Si le traitement par statines ne fait pas débat en prévention secondaire, il n’en est pas de même pour la prévention primaire. Après la polémique française fin 2012 autour d’une surprescription nationale et les nouvelles recommandations anglo-saxonnes publiées une année plus tard allant à contre-courant, comment s’y retrouver ? Comment identifier au plus juste les patients dits « à haut risque cardio-vasculaire » qui en tireraient le meilleur profit ?
Une étude publiée dans le « Lancet » et menée par des chercheurs de la Washington University School of Medicine (Saint Louis), du Massachusetts General Hospital et de la Harvard Medical School apporte de nouveaux éléments de réponse à l’aide d’un score de risque génétique.
Comme le résume le Dr Nathan Sitziel, généticien et cardiologue à la Washington University et premier co-auteur : « Il y a un débat en cours actuellement sur les patients à qui prescrire des statines pour prévenir un premier infarctus du myocarde. Certains ont dit qu’il fallait traiter plus de gens, tandis que d’autres disent qu’il fallait en traiter moins. Une autre approche est d’identifier les patients à risque élevé et de prescrire préférentiellement les statines à ces individus. La génétique se présente comme l’un des moyens d’identifier les patients à haut risque ».
Un score sur 27 gènes
En ne considérant que le seul risque coronarien conféré par 27 locus génétiques de prédisposition identifiés dans l’infarctus du myocarde (IDM), l’équipe de Dr Jessica Mega a mis en évidence que les sujets à risque intermédiaire ou faible ont peu de bénéfices à attendre des statines, ce qui n’est pas du tout le cas pour ceux à risque élevé. Alors qu’il suffit de traiter 25 patients à risque élevé pendant 10 ans pour éviter un accident cardiaque, il faut en traiter 42 voire 66, respectivement pour les groupes à risque intermédiaire et élevé. In fine, même si le test génétique n’est pas disponible aujourd’hui, ces résultats ouvrent une nouvelle piste pour mieux cibler les candidats aux statines en prévention primaire.

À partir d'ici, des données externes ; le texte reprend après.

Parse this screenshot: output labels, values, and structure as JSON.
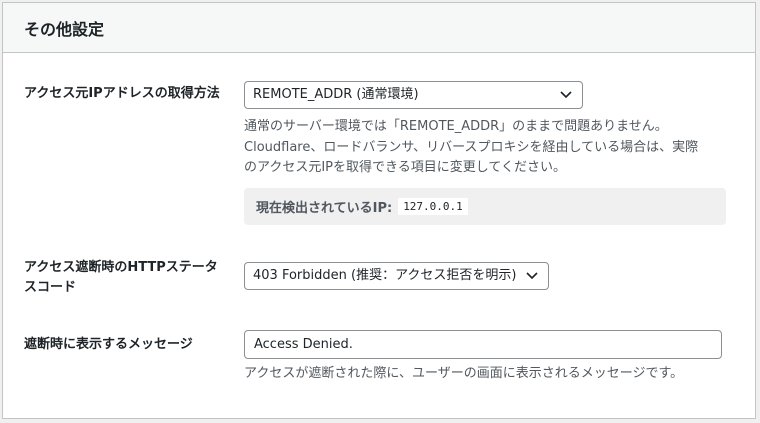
{
  "section": {
    "title": "その他設定"
  },
  "ip_source": {
    "label": "アクセス元IPアドレスの取得方法",
    "selected": "REMOTE_ADDR (通常環境)",
    "description": [
      "通常のサーバー環境では「REMOTE_ADDR」のままで問題ありません。",
      "Cloudflare、ロードバランサ、リバースプロキシを経由している場合は、実際",
      "のアクセス元IPを取得できる項目に変更してください。"
    ],
    "detected_label": "現在検出されているIP:",
    "detected_ip": "127.0.0.1"
  },
  "http_status": {
    "label": "アクセス遮断時のHTTPステータスコード",
    "selected": "403 Forbidden (推奨：アクセス拒否を明示)"
  },
  "block_message": {
    "label": "遮断時に表示するメッセージ",
    "value": "Access Denied.",
    "description": "アクセスが遮断された際に、ユーザーの画面に表示されるメッセージです。"
  },
  "icons": {
    "dropdown": "chevron-down-icon"
  }
}
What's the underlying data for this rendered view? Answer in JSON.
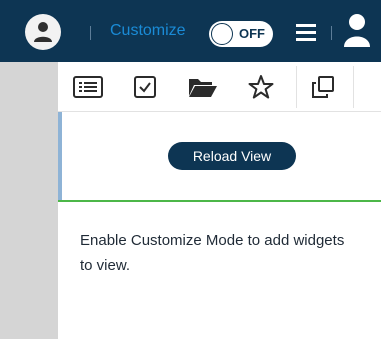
{
  "header": {
    "customize_label": "Customize",
    "toggle_state": "OFF",
    "colors": {
      "bar": "#0d3553",
      "accent": "#1a8bd6"
    }
  },
  "toolbar": {
    "icons": [
      "list-icon",
      "checkbox-icon",
      "folder-open-icon",
      "star-icon",
      "copy-icon"
    ]
  },
  "reload": {
    "label": "Reload View"
  },
  "content": {
    "message": "Enable Customize Mode to add widgets to view."
  }
}
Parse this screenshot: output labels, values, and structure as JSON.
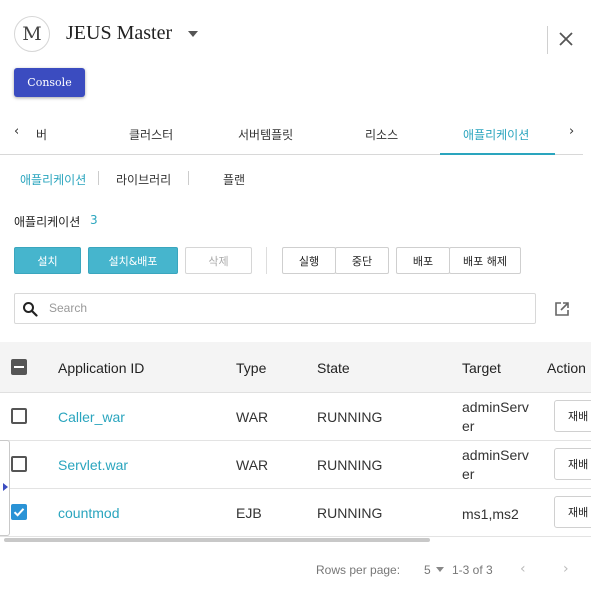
{
  "header": {
    "avatar_letter": "M",
    "server_name": "JEUS Master",
    "console_label": "Console"
  },
  "tabs": {
    "items": [
      {
        "label": "버"
      },
      {
        "label": "클러스터"
      },
      {
        "label": "서버템플릿"
      },
      {
        "label": "리소스"
      },
      {
        "label": "애플리케이션"
      }
    ],
    "active": "애플리케이션",
    "prev_glyph": "‹",
    "next_glyph": "›"
  },
  "subtabs": {
    "items": [
      {
        "label": "애플리케이션"
      },
      {
        "label": "라이브러리"
      },
      {
        "label": "플랜"
      }
    ],
    "active": "애플리케이션"
  },
  "section": {
    "title": "애플리케이션",
    "count": "3"
  },
  "toolbar": {
    "install": "설치",
    "install_deploy": "설치&배포",
    "delete": "삭제",
    "run": "실행",
    "stop": "중단",
    "deploy": "배포",
    "undeploy": "배포 해제"
  },
  "search": {
    "placeholder": "Search"
  },
  "table": {
    "headers": [
      "Application ID",
      "Type",
      "State",
      "Target",
      "Action"
    ],
    "rows": [
      {
        "id": "Caller_war",
        "type": "WAR",
        "state": "RUNNING",
        "target": "adminServer",
        "action": "재배",
        "checked": false
      },
      {
        "id": "Servlet.war",
        "type": "WAR",
        "state": "RUNNING",
        "target": "adminServer",
        "action": "재배",
        "checked": false
      },
      {
        "id": "countmod",
        "type": "EJB",
        "state": "RUNNING",
        "target": "ms1,ms2",
        "action": "재배",
        "checked": true
      }
    ]
  },
  "pagination": {
    "rows_per_page_label": "Rows per page:",
    "rows_per_page": "5",
    "range": "1-3 of 3",
    "prev_glyph": "‹",
    "next_glyph": "›"
  },
  "colors": {
    "accent": "#2aa5be",
    "primary_button": "#46b5cd",
    "console_button": "#3b4cc0",
    "checkbox_checked": "#2a93d6"
  }
}
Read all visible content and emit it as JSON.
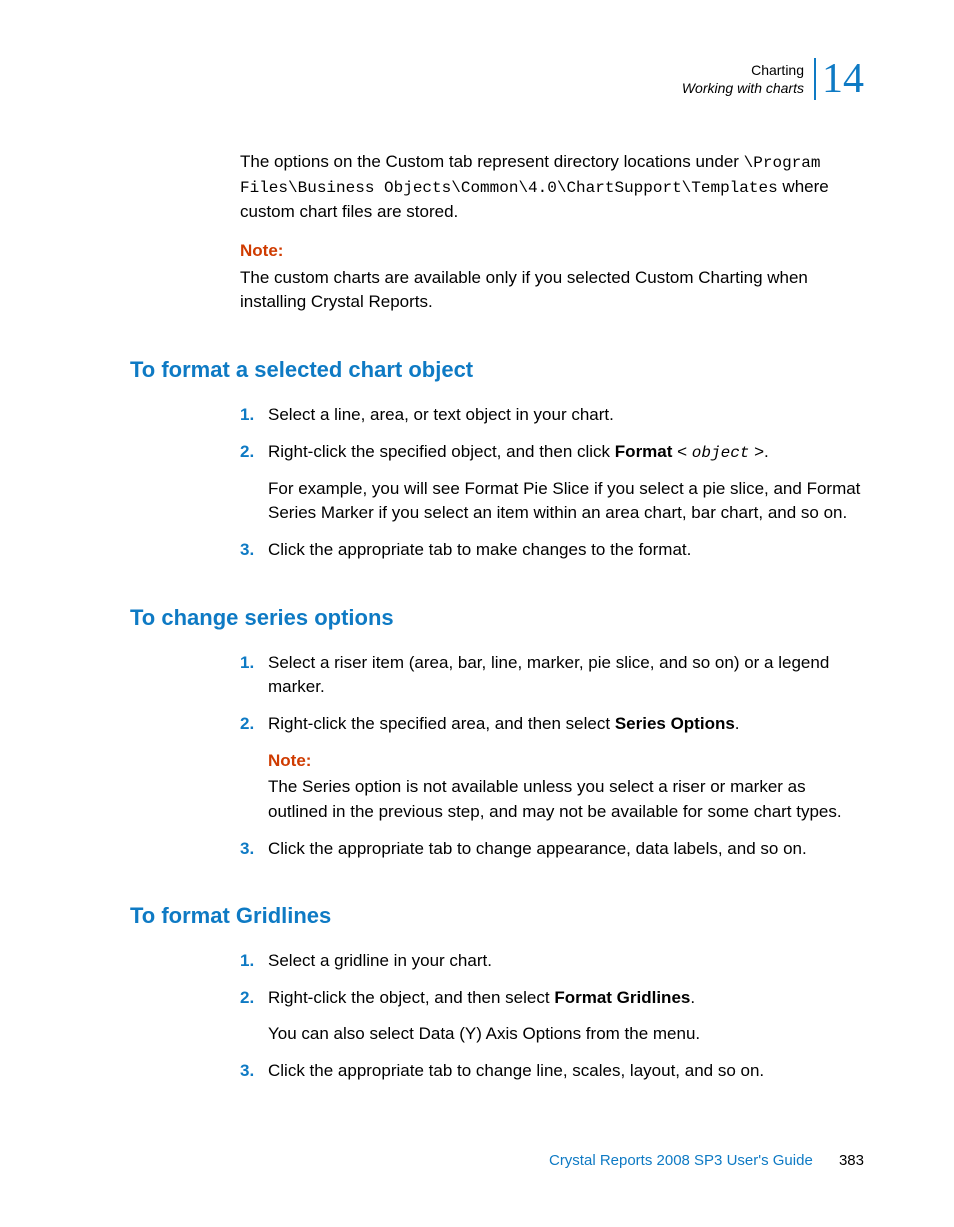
{
  "header": {
    "line1": "Charting",
    "line2": "Working with charts",
    "chapter": "14"
  },
  "intro": {
    "lead": "The options on the Custom tab represent directory locations under ",
    "path": "\\Program Files\\Business Objects\\Common\\4.0\\ChartSupport\\Templates",
    "tail": " where custom chart files are stored."
  },
  "intro_note": {
    "label": "Note:",
    "text": "The custom charts are available only if you selected Custom Charting when installing Crystal Reports."
  },
  "section1": {
    "heading": "To format a selected chart object",
    "steps": {
      "s1": {
        "num": "1.",
        "text": "Select a line, area, or text object in your chart."
      },
      "s2": {
        "num": "2.",
        "a": "Right-click the specified object, and then click ",
        "b": "Format",
        "c": " < ",
        "d": "object",
        "e": " >.",
        "sub": "For example, you will see Format Pie Slice if you select a pie slice, and Format Series Marker if you select an item within an area chart, bar chart, and so on."
      },
      "s3": {
        "num": "3.",
        "text": "Click the appropriate tab to make changes to the format."
      }
    }
  },
  "section2": {
    "heading": "To change series options",
    "steps": {
      "s1": {
        "num": "1.",
        "text": "Select a riser item (area, bar, line, marker, pie slice, and so on) or a legend marker."
      },
      "s2": {
        "num": "2.",
        "a": "Right-click the specified area, and then select ",
        "b": "Series Options",
        "c": ".",
        "note_label": "Note:",
        "note_text": "The Series option is not available unless you select a riser or marker as outlined in the previous step, and may not be available for some chart types."
      },
      "s3": {
        "num": "3.",
        "text": "Click the appropriate tab to change appearance, data labels, and so on."
      }
    }
  },
  "section3": {
    "heading": "To format Gridlines",
    "steps": {
      "s1": {
        "num": "1.",
        "text": "Select a gridline in your chart."
      },
      "s2": {
        "num": "2.",
        "a": "Right-click the object, and then select ",
        "b": "Format Gridlines",
        "c": ".",
        "sub": "You can also select Data (Y) Axis Options from the menu."
      },
      "s3": {
        "num": "3.",
        "text": "Click the appropriate tab to change line, scales, layout, and so on."
      }
    }
  },
  "footer": {
    "title": "Crystal Reports 2008 SP3 User's Guide",
    "page": "383"
  }
}
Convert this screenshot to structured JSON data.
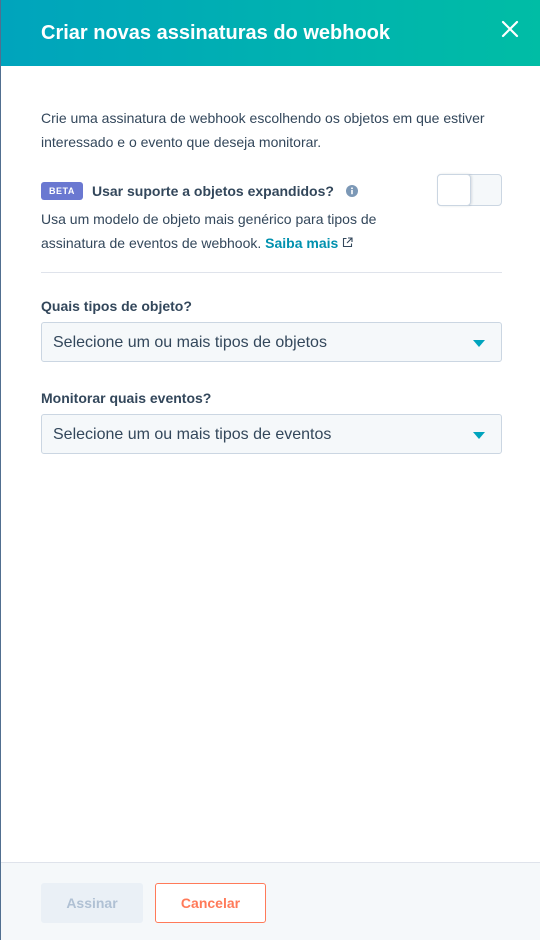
{
  "header": {
    "title": "Criar novas assinaturas do webhook",
    "close_icon": "close-icon"
  },
  "intro": {
    "text": "Crie uma assinatura de webhook escolhendo os objetos em que estiver interessado e o evento que deseja monitorar."
  },
  "expanded_objects": {
    "badge": "BETA",
    "label": "Usar suporte a objetos expandidos?",
    "info_icon": "info-icon",
    "toggle_on": false,
    "description": "Usa um modelo de objeto mais genérico para tipos de assinatura de eventos de webhook. ",
    "learn_more": "Saiba mais",
    "learn_more_icon": "external-link-icon"
  },
  "object_types": {
    "label": "Quais tipos de objeto?",
    "placeholder": "Selecione um ou mais tipos de objetos"
  },
  "events": {
    "label": "Monitorar quais eventos?",
    "placeholder": "Selecione um ou mais tipos de eventos"
  },
  "footer": {
    "submit_label": "Assinar",
    "cancel_label": "Cancelar"
  },
  "colors": {
    "header_gradient_start": "#00a4bd",
    "header_gradient_end": "#00bda5",
    "text": "#33475b",
    "link": "#0091ae",
    "beta_badge": "#6a78d1",
    "cancel_accent": "#ff7a59",
    "disabled_button_bg": "#eaf0f6"
  }
}
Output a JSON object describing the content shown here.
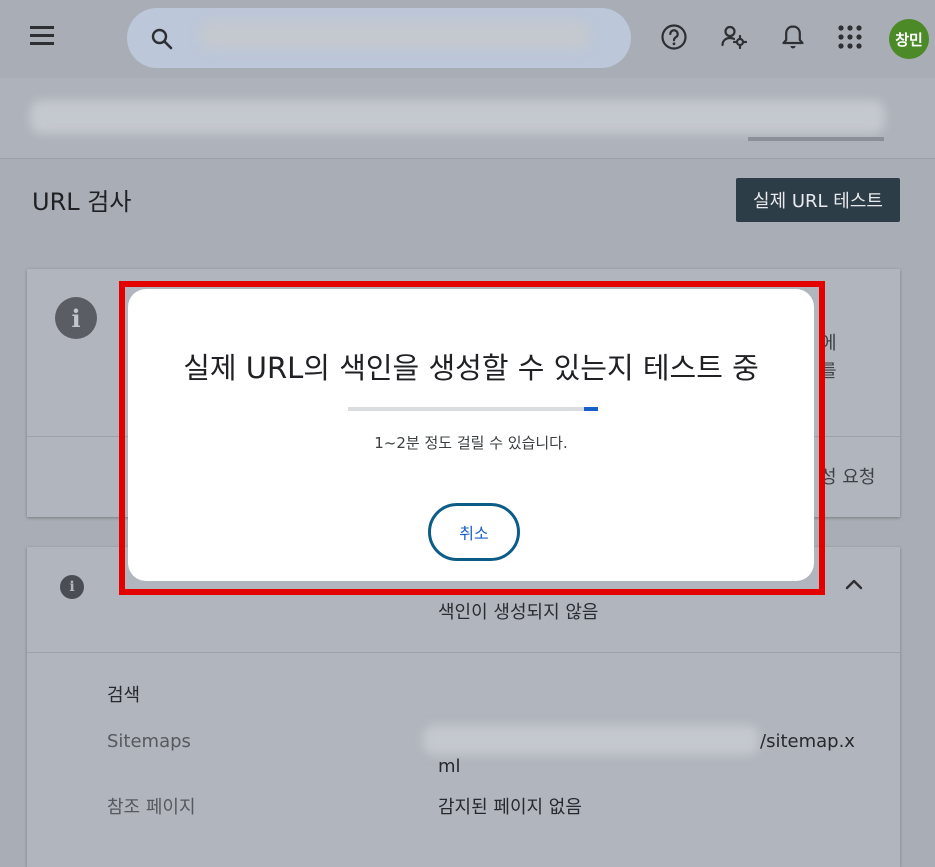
{
  "page": {
    "title": "URL 검사",
    "live_test_button": "실제 URL 테스트"
  },
  "topbar": {
    "avatar_text": "창민"
  },
  "card1": {
    "right_fragment_1": "에",
    "right_fragment_2": "를",
    "index_request_fragment": "성 요청"
  },
  "card2": {
    "status_value": "색인이 생성되지 않음",
    "section_search": "검색",
    "sitemaps_label": "Sitemaps",
    "sitemaps_value_part1": "/sitemap.x",
    "sitemaps_value_part2": "ml",
    "referring_label": "참조 페이지",
    "referring_value": "감지된 페이지 없음"
  },
  "dialog": {
    "title": "실제 URL의 색인을 생성할 수 있는지 테스트 중",
    "subtitle": "1~2분 정도 걸릴 수 있습니다.",
    "cancel_label": "취소"
  },
  "icons": {
    "menu": "menu-icon",
    "search": "search-icon",
    "help": "help-icon",
    "settings": "user-settings-icon",
    "notifications": "bell-icon",
    "apps": "apps-grid-icon",
    "info": "info-icon",
    "chevron": "chevron-up-icon"
  },
  "colors": {
    "highlight": "#e50000",
    "primary_blue": "#1a5fc8",
    "avatar": "#4b8a26",
    "dark_button": "#2d3d48"
  }
}
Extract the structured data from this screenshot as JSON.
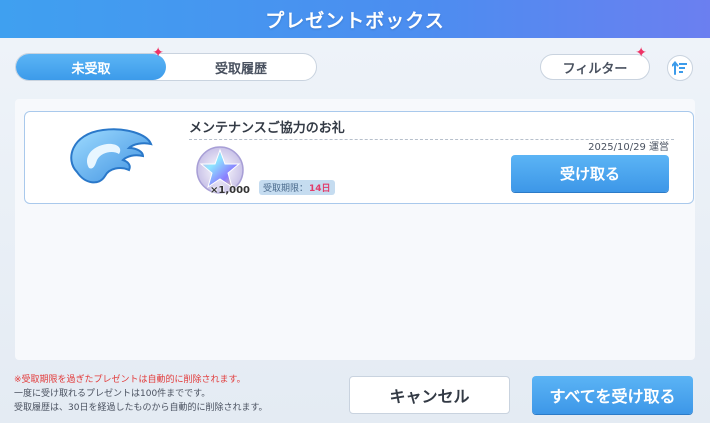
{
  "header": {
    "title": "プレゼントボックス"
  },
  "tabs": [
    {
      "label": "未受取",
      "active": true
    },
    {
      "label": "受取履歴",
      "active": false
    }
  ],
  "toolbar": {
    "filter_label": "フィルター",
    "sort_icon": "sort-icon"
  },
  "presents": [
    {
      "title": "メンテナンスご協力のお礼",
      "date": "2025/10/29",
      "sender": "運営",
      "quantity": "×1,000",
      "expiry_label": "受取期限：",
      "expiry_days": "14日",
      "receive_label": "受け取る",
      "icon": "wing-icon",
      "reward_icon": "star-gem-icon"
    }
  ],
  "notes": [
    "※受取期限を過ぎたプレゼントは自動的に削除されます。",
    "一度に受け取れるプレゼントは100件までです。",
    "受取履歴は、30日を経過したものから自動的に削除されます。"
  ],
  "footer": {
    "cancel_label": "キャンセル",
    "receive_all_label": "すべてを受け取る"
  },
  "colors": {
    "accent": "#3c9bea",
    "badge": "#ee3366",
    "note": "#e23c3c"
  }
}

Les chercheurs américains ont constitué une population de près de 49 000 individus à l’aide de 5 études, la cohorte de la Malmo Diet and cancer study et 4 essais randomisés, à la fois de prévention primaire (JUPITER et ASCOT) et de prévention secondaire (CARE et PROVE IT-TIMI22). L’équipe a ainsi mis en évidence que les sujets à haut risque coronarien génétique présentaient un risque d’accident coronarien augmenté de 70 % par rapport à ceux à risque génétique faible. Selon eux, le traitement par statines permettrait de réduire le risque de 13 % dans le groupe à risque faible, de 29 % dans le groupe intermédiaire et de 48 % dans le groupe à haut risque.
Un outil d’aide à la prescription
Une polémique autour de la prescription trop large des statines a agité l’opinion dès l’automne 2012 et début 2013, suite à la publication de deux livres très critiques écrit par le Pr Philippe Even. En réaction la Haute Autorité de santé avait souhaité rappeler que la prescription en prévention secondaire était « indiscutable » et qu’en prévention primaire, les statines étaient « à réserver aux personnes à haut risque, c’est-à-dire qui cumulent plusieurs facteurs de risque tels qu’un diabète, une HTA, un tabagisme ». Et préciser, « dans le cas d’une hypercholestérolémie non familiale isolée, il n’a pas été démontré que la prescription de statines était efficace ».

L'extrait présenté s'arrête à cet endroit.